Old Montreal is the city’s historic district, which also puts it among the most popular tourist destinations. Among the cobblestone streets and historic architecture—with some structures dating as far back as the 17th century—you’ll find a number of bars, elegant lounges, and upscale dining options. Some of the finest hotels in the city can also be found in Old Montreal, so it’s a perfect place to stay if you want to have easy access to the downtown core while also enjoying a touch of sophistication.
The Plateau is another popular neighborhood to stay in during your visit to Montreal. It doesn’t feature a wide variety of hotels, but you’ll certainly find numerous hostel and Airbnb listings for this area. Bars, including sophisticated wine bars, pubs, and clubs, lie along major streets like Avenue Mont-Royal, Boulevard St. Laurent, and Rue St. Denis—which are conveniently within a few minutes’ walking distance from one another.
Along with Rue Crescent, Boulevard St. Laurent is one of the main arteries for nightlife in Montreal. Many would vouch that it’s the preferred stretch for clubs, especially those catering more to young professionals rather than undergraduate students and tourists. Aim for Airbnbs that are as close as possible to this vibrant boulevard in order to catch all the fun. Stick to the area that runs from around Rue Ontario up to Avenue Mont-Royal for the widest range of clubs, restaurants, and more.

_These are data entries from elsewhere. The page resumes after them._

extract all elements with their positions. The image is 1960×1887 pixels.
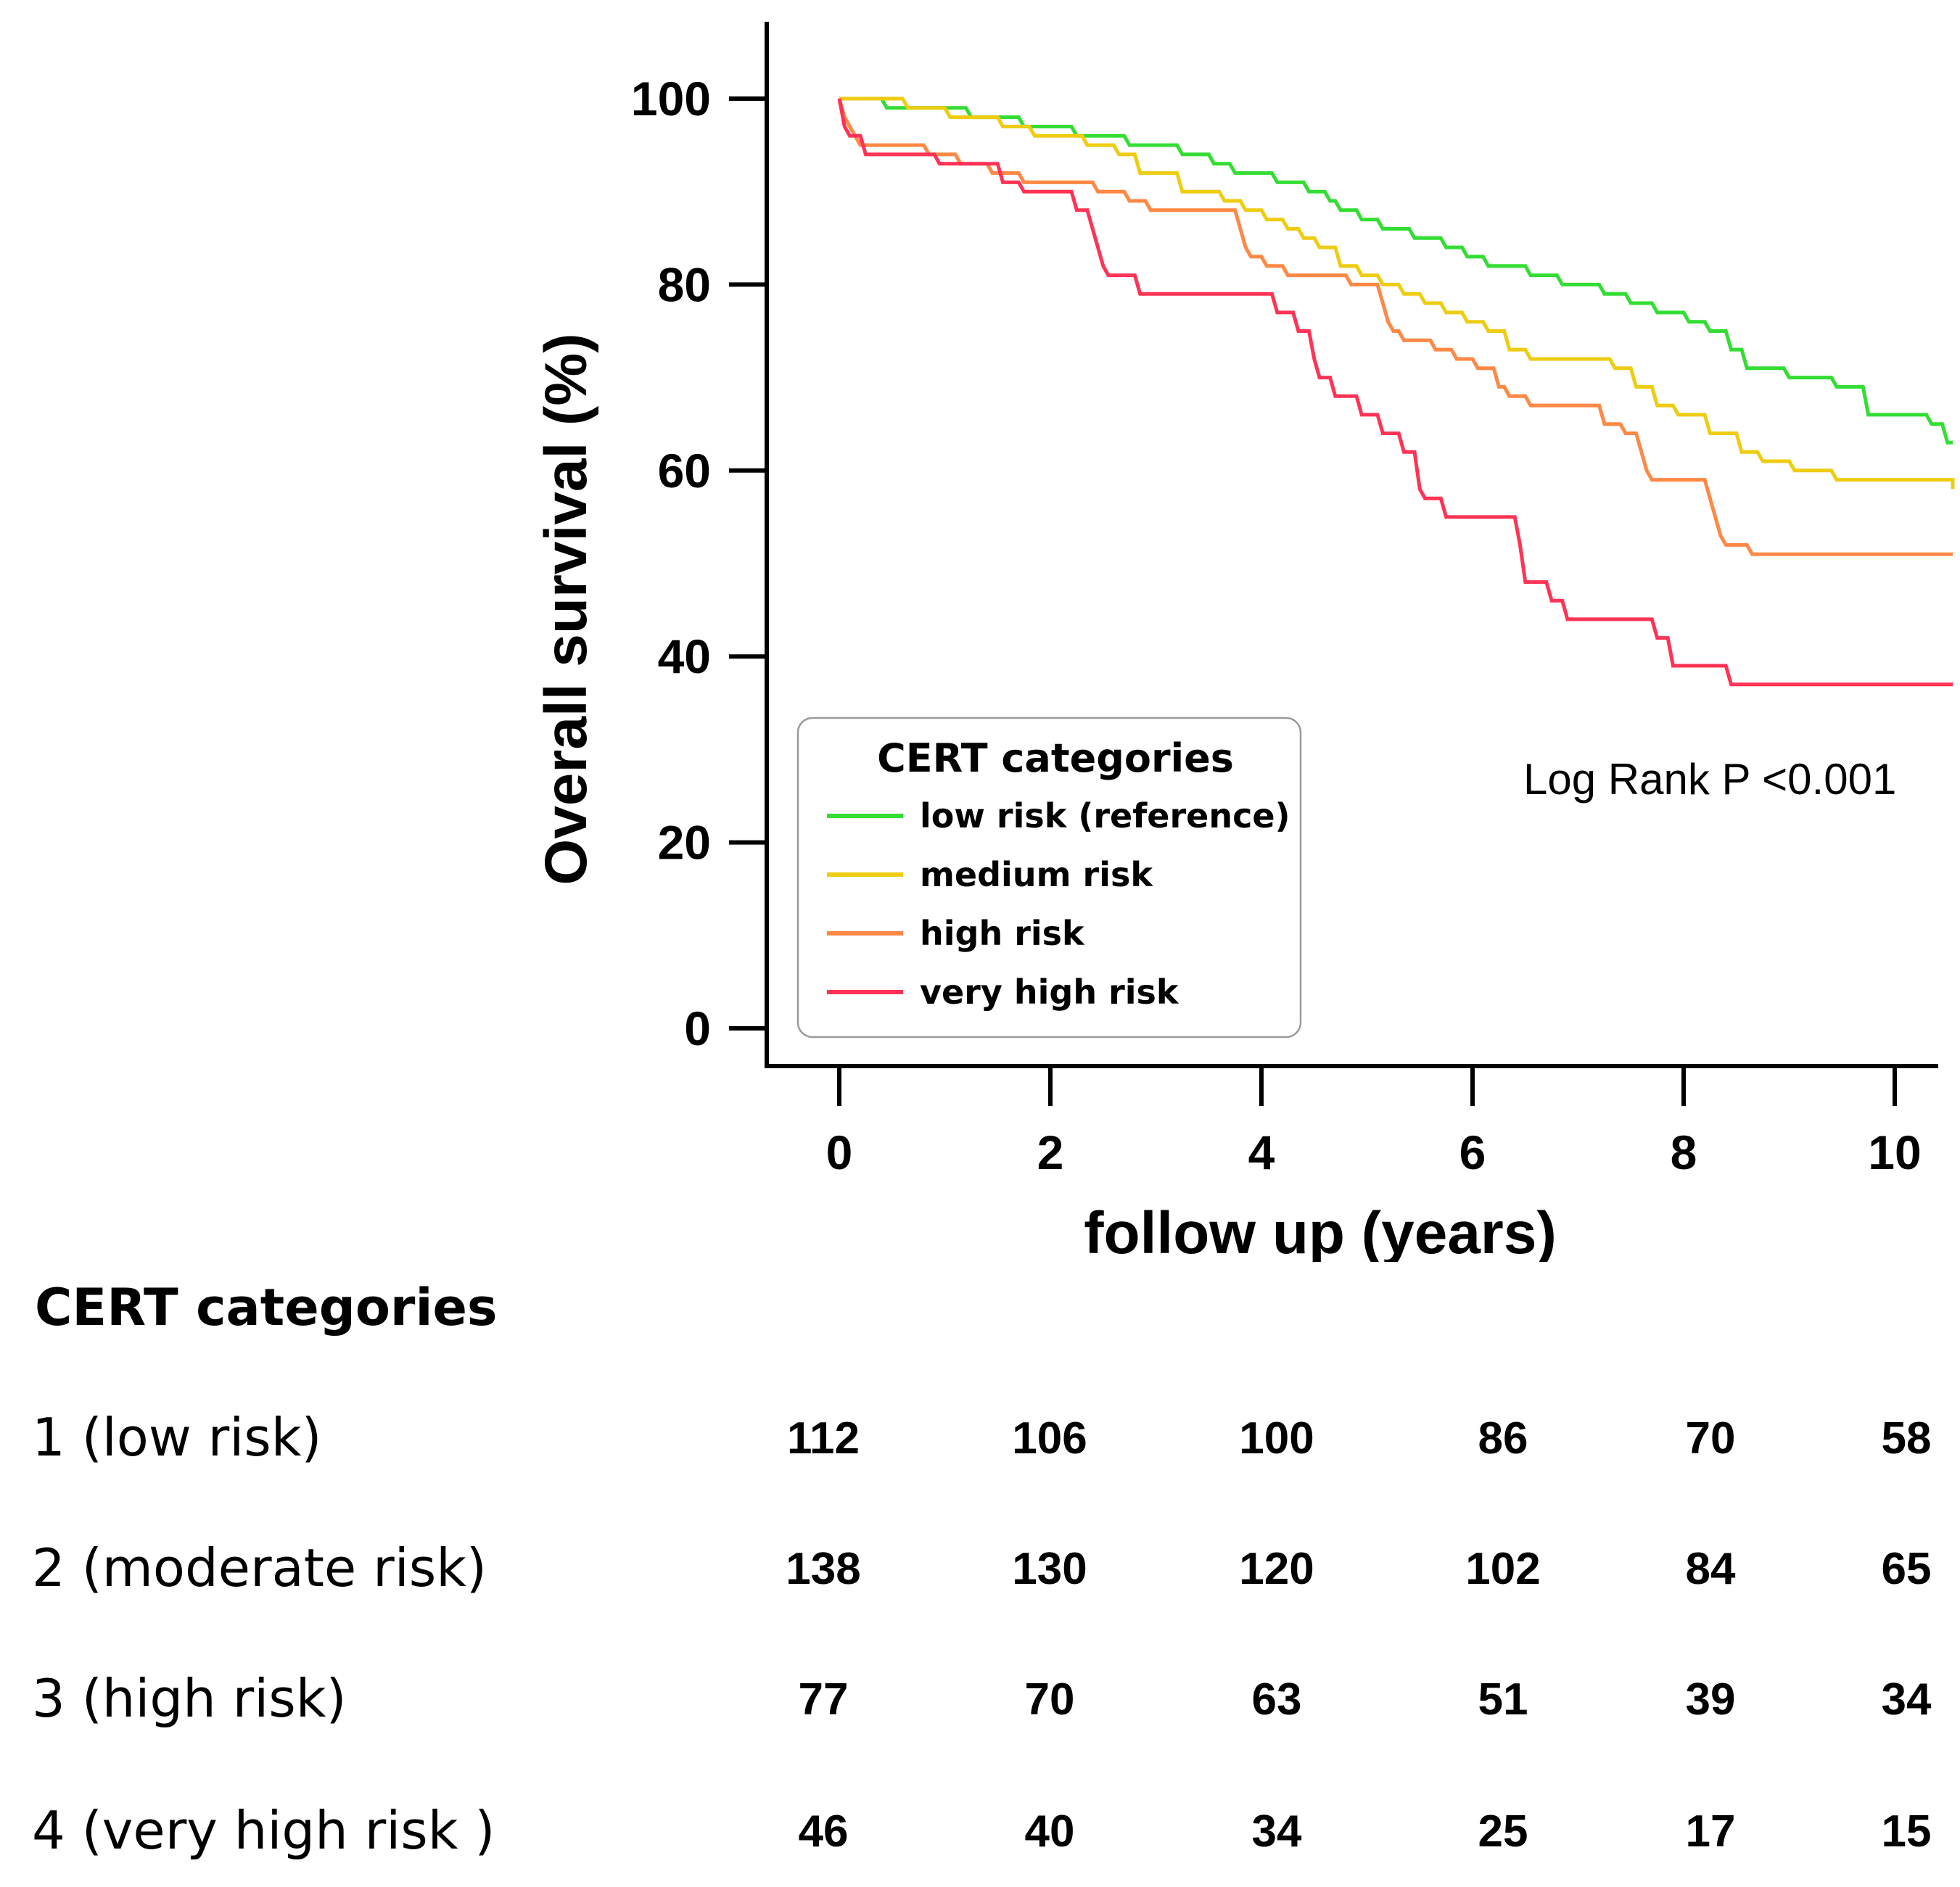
- legend-label-1: low risk (reference): [920, 796, 1290, 835]
- risk-table-cell: 51: [1478, 1675, 1528, 1725]
- risk-row-label: 1 (low risk): [32, 1407, 322, 1468]
- risk-table-row: 2 (moderate risk) 138 130 120 102 84 65: [0, 1537, 1960, 1624]
- x-tick-label: 6: [1459, 1126, 1486, 1179]
- risk-table-cell: 65: [1881, 1544, 1932, 1594]
- risk-table-cell: 15: [1881, 1807, 1932, 1857]
- x-tick-label: 8: [1671, 1126, 1697, 1179]
- series-line-3: [837, 98, 1953, 556]
- x-tick-label: 10: [1868, 1126, 1921, 1179]
- legend-label-4: very high risk: [920, 973, 1179, 1012]
- legend-box: [796, 717, 1302, 1039]
- risk-table-cell: 130: [1012, 1544, 1087, 1594]
- risk-table-row: 3 (high risk) 77 70 63 51 39 34: [0, 1668, 1960, 1755]
- x-tick-label: 0: [826, 1126, 853, 1179]
- x-axis-label: follow up (years): [1084, 1200, 1557, 1262]
- risk-table-cell: 40: [1024, 1807, 1075, 1857]
- risk-table-cell: 34: [1881, 1675, 1932, 1725]
- x-ticks: 0 2 4 6 8 10: [826, 1066, 1922, 1179]
- log-rank-annotation: Log Rank P <0.001: [1523, 755, 1896, 804]
- survival-chart: 0 20 40 60 80 100 0 2 4 6 8 10 Overall survival (%…: [533, 22, 1955, 1262]
- y-tick-label: 20: [658, 816, 711, 870]
- risk-table-row: 1 (low risk) 112 106 100 86 70 58: [0, 1407, 1960, 1494]
- x-tick-label: 4: [1248, 1126, 1275, 1179]
- risk-table-cell: 77: [798, 1675, 849, 1725]
- risk-table-cell: 106: [1012, 1413, 1087, 1463]
- risk-table-cell: 25: [1478, 1807, 1528, 1857]
- risk-table-cell: 84: [1685, 1544, 1736, 1594]
- series-line-4: [837, 98, 1953, 687]
- risk-table-cell: 102: [1465, 1544, 1541, 1594]
- risk-table-title: CERT categories: [35, 1278, 498, 1337]
- y-tick-label: 100: [631, 72, 711, 125]
- risk-row-label: 3 (high risk): [32, 1668, 347, 1729]
- series-line-1: [839, 96, 1953, 445]
- risk-table-cell: 86: [1478, 1413, 1528, 1463]
- risk-table-cell: 17: [1685, 1807, 1736, 1857]
- risk-table-cell: 34: [1251, 1807, 1302, 1857]
- y-tick-label: 60: [658, 444, 711, 497]
- legend-label-2: medium risk: [920, 855, 1153, 894]
- survival-curves: [837, 96, 1955, 687]
- y-ticks: 0 20 40 60 80 100: [631, 72, 767, 1055]
- y-tick-label: 0: [684, 1002, 711, 1055]
- legend-items: low risk (reference) medium risk high risk…: [827, 796, 1290, 1012]
- risk-table-cell: 58: [1881, 1413, 1932, 1463]
- risk-table-cell: 63: [1251, 1675, 1302, 1725]
- x-tick-label: 2: [1037, 1126, 1064, 1179]
- risk-table-cell: 39: [1685, 1675, 1736, 1725]
- risk-table-cell: 112: [786, 1413, 860, 1463]
- legend-title: CERT categories: [877, 735, 1234, 781]
- legend-label-3: high risk: [920, 914, 1085, 953]
- risk-table-cell: 120: [1239, 1544, 1314, 1594]
- legend: CERT categories low risk (reference) medi…: [796, 717, 1302, 1039]
- risk-table-cell: 70: [1685, 1413, 1736, 1463]
- y-axis-label: Overall survival (%): [533, 333, 599, 885]
- risk-table-cell: 100: [1239, 1413, 1314, 1463]
- risk-table-cell: 138: [786, 1544, 861, 1594]
- risk-table-row: 4 (very high risk ) 46 40 34 25 17 15: [0, 1800, 1960, 1887]
- series-line-2: [839, 96, 1955, 490]
- y-tick-label: 40: [658, 629, 711, 683]
- risk-row-label: 2 (moderate risk): [32, 1537, 487, 1598]
- risk-table-cell: 46: [798, 1807, 849, 1857]
- y-tick-label: 80: [658, 257, 711, 311]
- risk-row-label: 4 (very high risk ): [32, 1800, 495, 1861]
- risk-table-cell: 70: [1024, 1675, 1075, 1725]
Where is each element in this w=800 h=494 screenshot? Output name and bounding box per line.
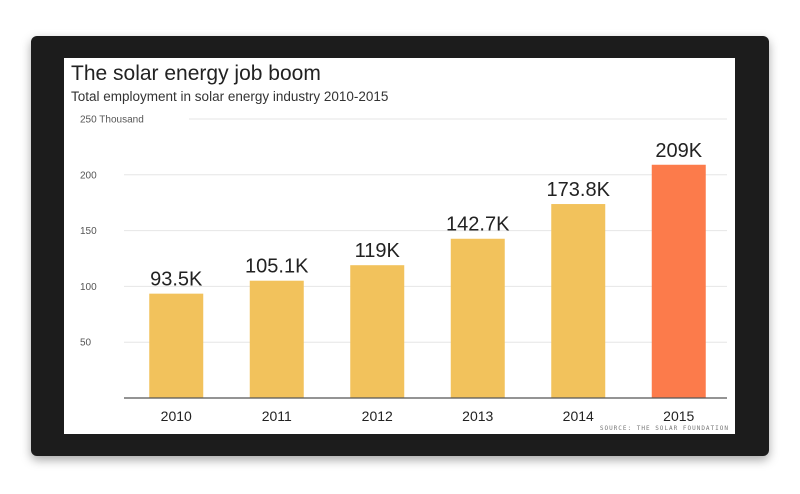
- data-label-2013: 142.7K: [446, 214, 510, 236]
- chart-title: The solar energy job boom: [71, 62, 321, 85]
- chart-subtitle: Total employment in solar energy industr…: [71, 89, 389, 104]
- bar-2014: [551, 204, 606, 398]
- data-label-2014: 173.8K: [547, 179, 611, 201]
- data-label-2011: 105.1K: [245, 256, 309, 278]
- y-tick-label-100: 100: [80, 282, 97, 293]
- data-label-2012: 119K: [355, 240, 401, 262]
- bar-2010: [149, 293, 204, 398]
- source-note: SOURCE: THE SOLAR FOUNDATION: [599, 425, 729, 432]
- tv-frame: The solar energy job boom Total employme…: [31, 36, 769, 456]
- bar-2015: [651, 164, 706, 398]
- x-tick-label-2015: 2015: [663, 408, 694, 424]
- x-tick-label-2011: 2011: [262, 408, 292, 424]
- y-axis-unit-label: 250 Thousand: [80, 115, 144, 126]
- y-tick-label-150: 150: [80, 226, 97, 237]
- y-tick-label-200: 200: [80, 170, 97, 181]
- y-tick-label-50: 50: [80, 338, 92, 349]
- x-tick-label-2014: 2014: [563, 408, 594, 424]
- bar-2013: [450, 238, 505, 398]
- x-tick-label-2013: 2013: [462, 408, 493, 424]
- data-label-2010: 93.5K: [150, 269, 203, 291]
- bar-2011: [249, 280, 304, 398]
- x-tick-label-2012: 2012: [362, 408, 393, 424]
- x-tick-label-2010: 2010: [161, 408, 192, 424]
- bar-2012: [350, 265, 405, 398]
- chart-screen: The solar energy job boom Total employme…: [64, 58, 735, 434]
- bar-chart: 250 Thousand 50 100 150 200 93.5K 2010 105.1K 20…: [80, 115, 727, 424]
- data-label-2015: 209K: [655, 140, 702, 162]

Montreal’s Gay Village is a colorful and vivacious neighborhood that offers guaranteed fun. It’s popular among Montrealers and visitors alike, whether or not you consider yourself to be part of the LGBTQ community. There are a variety of bars, clubs (both dance and strip varieties), restaurants, and more in this part of the city located just east of the downtown core. Every year from May–September, the section of Rue Sainte-Catherine that cuts through the Village becomes a pedestrian-only zone, which makes it a safe and convenient place to wander through at all hours of the day or night.
Even if clubbing isn’t your preferred nightlife experience, there are a couple of other neighborhoods where you can enjoy a late-night drink with friends. One of these areas is Monkland Village, a bustling strip in the westerly neighborhood of NDG (Notre-Dame-de-Grâce). You’ll find a variety of bars, pubs, and lounges that are open late, often until 3 am.
Little Italy is another area that doesn’t boast a lot of clubs, but it is home to a number of popular bars, restaurants, and microbreweries that make for an animated night out. The main stretch of Little Italy falls along Boulevard St. Laurent north of Boulevard Rosemont, but be sure to check out the bars that are tucked away on side streets. You can enjoy a bite of delicious Italian food along the way.
Running through the St. Henri neighborhood southwest of the downtown core, Rue St. Jacques features a lively scene of bars, pubs, restaurants and more. This area is a good one to head to if you want to get off the beaten track and try something new. Explore the area around Atwater Market in particular.